Obviously this fearsome repute was worth something after all; the younger guard collapsed on the street landing hard on his bottom, the older Gorn apparently, paled and swallowed what ever retort he had been going to make. Most gratifying! There was something too being notorious he thought.
“Not” said the younger emphatically.
Mordin eyes turned towards Gorn. “Well?” he queried. Gorn licked his lips eyes darting and Mordin new the answer. He threw the knife he’d a retrieved cunningly in the guise of putting his glasses away in a sewn pocket in the tunics front. It blossomed in Gorn’s throat sinking its full length, gouts of blood spewed down his front. He collapsed a moment later and was still, death swooping in mercifully swift.
The lad was weeping and begging as Mordin approached, mucus ran down his face. Mordin absently noticed that boy had soiled himself as he kicked him square in the jaw, knocking the boy out cold. He paused briefly over the plump guard feeling discomforting emotions, before retrieving his knives and cleaning his weapons.
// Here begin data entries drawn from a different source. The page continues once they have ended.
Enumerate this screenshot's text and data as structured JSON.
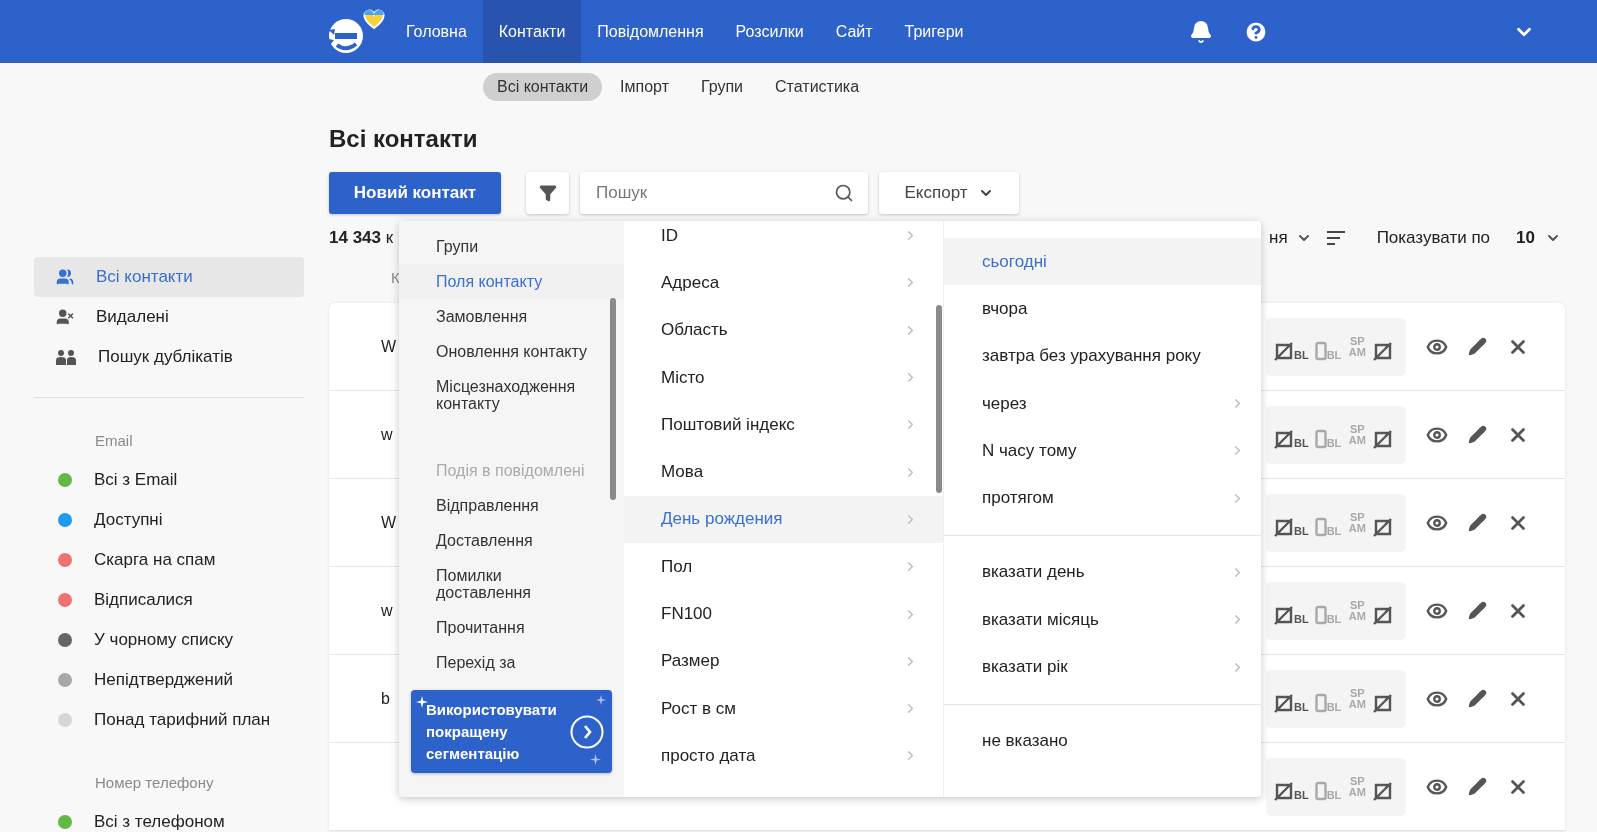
{
  "nav": {
    "items": [
      {
        "label": "Головна",
        "selected": false
      },
      {
        "label": "Контакти",
        "selected": true
      },
      {
        "label": "Повідомлення",
        "selected": false
      },
      {
        "label": "Розсилки",
        "selected": false
      },
      {
        "label": "Сайт",
        "selected": false
      },
      {
        "label": "Тригери",
        "selected": false
      }
    ]
  },
  "subnav": {
    "items": [
      {
        "label": "Всі контакти",
        "selected": true
      },
      {
        "label": "Імпорт",
        "selected": false
      },
      {
        "label": "Групи",
        "selected": false
      },
      {
        "label": "Статистика",
        "selected": false
      }
    ]
  },
  "sidebar": {
    "items": [
      {
        "label": "Всі контакти",
        "kind": "all",
        "selected": true
      },
      {
        "label": "Видалені",
        "kind": "deleted",
        "selected": false
      },
      {
        "label": "Пошук дублікатів",
        "kind": "duplicates",
        "selected": false
      }
    ],
    "groups": [
      {
        "title": "Email",
        "items": [
          {
            "label": "Всі з Email",
            "color": "#62b946"
          },
          {
            "label": "Доступні",
            "color": "#1e9bf0"
          },
          {
            "label": "Скарга на спам",
            "color": "#ef7171"
          },
          {
            "label": "Відписалися",
            "color": "#ef7171"
          },
          {
            "label": "У чорному списку",
            "color": "#666666"
          },
          {
            "label": "Непідтверджений",
            "color": "#a8a8a8"
          },
          {
            "label": "Понад тарифний план",
            "color": "#d6d6d6"
          }
        ]
      },
      {
        "title": "Номер телефону",
        "items": [
          {
            "label": "Всі з телефоном",
            "color": "#62b946"
          }
        ]
      }
    ]
  },
  "page": {
    "title": "Всі контакти",
    "new_button": "Новий контакт",
    "search_placeholder": "Пошук",
    "export_button": "Експорт",
    "count": "**14 343** к",
    "sort_label": "ня",
    "per_page_label": "Показувати по",
    "per_page": "10"
  },
  "table": {
    "column_1": "К",
    "rows": [
      {
        "cell": "W",
        "flags": [
          {
            "kind": "email",
            "label": "BL",
            "active": true
          },
          {
            "kind": "phone",
            "label": "BL",
            "active": false
          },
          {
            "kind": "spam",
            "label": "SP AM",
            "active": false
          },
          {
            "kind": "email_off",
            "active": true
          }
        ]
      },
      {
        "cell": "w",
        "flags": [
          {
            "kind": "email",
            "label": "BL",
            "active": true
          },
          {
            "kind": "phone",
            "label": "BL",
            "active": false
          },
          {
            "kind": "spam",
            "label": "SP AM",
            "active": false
          },
          {
            "kind": "email_off",
            "active": true
          }
        ]
      },
      {
        "cell": "W",
        "flags": [
          {
            "kind": "email",
            "label": "BL",
            "active": true
          },
          {
            "kind": "phone",
            "label": "BL",
            "active": false
          },
          {
            "kind": "spam",
            "label": "SP AM",
            "active": false
          },
          {
            "kind": "email_off",
            "active": true
          }
        ]
      },
      {
        "cell": "w",
        "flags": [
          {
            "kind": "email",
            "label": "BL",
            "active": true
          },
          {
            "kind": "phone",
            "label": "BL",
            "active": false
          },
          {
            "kind": "spam",
            "label": "SP AM",
            "active": false
          },
          {
            "kind": "email_off",
            "active": true
          }
        ]
      },
      {
        "cell": "b",
        "flags": [
          {
            "kind": "email",
            "label": "BL",
            "active": true
          },
          {
            "kind": "phone",
            "label": "BL",
            "active": false
          },
          {
            "kind": "spam",
            "label": "SP AM",
            "active": false
          },
          {
            "kind": "email_off",
            "active": true
          }
        ]
      },
      {
        "flags": [
          {
            "kind": "email",
            "label": "BL",
            "active": true
          },
          {
            "kind": "phone",
            "label": "BL",
            "active": false
          },
          {
            "kind": "spam",
            "label": "SP AM",
            "active": false
          },
          {
            "kind": "email_off",
            "active": true
          }
        ]
      }
    ]
  },
  "filter_menu": {
    "categories": [
      {
        "kind": "item",
        "label": "Групи",
        "selected": false
      },
      {
        "kind": "item",
        "label": "Поля контакту",
        "selected": true
      },
      {
        "kind": "item",
        "label": "Замовлення",
        "selected": false
      },
      {
        "kind": "item",
        "label": "Оновлення контакту",
        "selected": false
      },
      {
        "kind": "item",
        "label": "Місцезнаходження контакту",
        "selected": false
      },
      {
        "kind": "heading",
        "label": "Подія в повідомлені"
      },
      {
        "kind": "item",
        "label": "Відправлення",
        "selected": false
      },
      {
        "kind": "item",
        "label": "Доставлення",
        "selected": false
      },
      {
        "kind": "item",
        "label": "Помилки доставлення",
        "selected": false
      },
      {
        "kind": "item",
        "label": "Прочитання",
        "selected": false
      },
      {
        "kind": "item",
        "label": "Перехід за",
        "selected": false
      }
    ],
    "promo": "Використовувати покращену сегментацію",
    "fields": [
      {
        "label": "ID",
        "selected": false
      },
      {
        "label": "Адреса",
        "selected": false
      },
      {
        "label": "Область",
        "selected": false
      },
      {
        "label": "Місто",
        "selected": false
      },
      {
        "label": "Поштовий індекс",
        "selected": false
      },
      {
        "label": "Мова",
        "selected": false
      },
      {
        "label": "День рождения",
        "selected": true
      },
      {
        "label": "Пол",
        "selected": false
      },
      {
        "label": "FN100",
        "selected": false
      },
      {
        "label": "Размер",
        "selected": false
      },
      {
        "label": "Рост в см",
        "selected": false
      },
      {
        "label": "просто дата",
        "selected": false
      }
    ],
    "option_groups": [
      {
        "items": [
          {
            "label": "сьогодні",
            "submenu": false,
            "selected": true
          },
          {
            "label": "вчора",
            "submenu": false,
            "selected": false
          },
          {
            "label": "завтра без урахування року",
            "submenu": false,
            "selected": false
          },
          {
            "label": "через",
            "submenu": true,
            "selected": false
          },
          {
            "label": "N часу тому",
            "submenu": true,
            "selected": false
          },
          {
            "label": "протягом",
            "submenu": true,
            "selected": false
          }
        ]
      },
      {
        "items": [
          {
            "label": "вказати день",
            "submenu": true,
            "selected": false
          },
          {
            "label": "вказати місяць",
            "submenu": true,
            "selected": false
          },
          {
            "label": "вказати рік",
            "submenu": true,
            "selected": false
          }
        ]
      },
      {
        "items": [
          {
            "label": "не вказано",
            "submenu": false,
            "selected": false
          }
        ]
      }
    ]
  }
}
Mordin sheathed the exotic piece of steel tightening his sash, took one last look around and left Freeport for the time being. Walking down the deserted road he felt an odd tightness in his chest, almost painful but mostly a bitter gall. Guilt was a burden he would have to bare for the necessity of his life. He reached absently with his right hand caressing the solid weight at his side, thinking how appropriate. The “Horse killer” had a name; Guilt, a heavy burden, but necessary. Feeling of rightness overwhelmed him drowning his sorrow and filling him with purpose. It was with a light step that he began his trek that took from the cities light to be swallowed by the twilight’s darkness.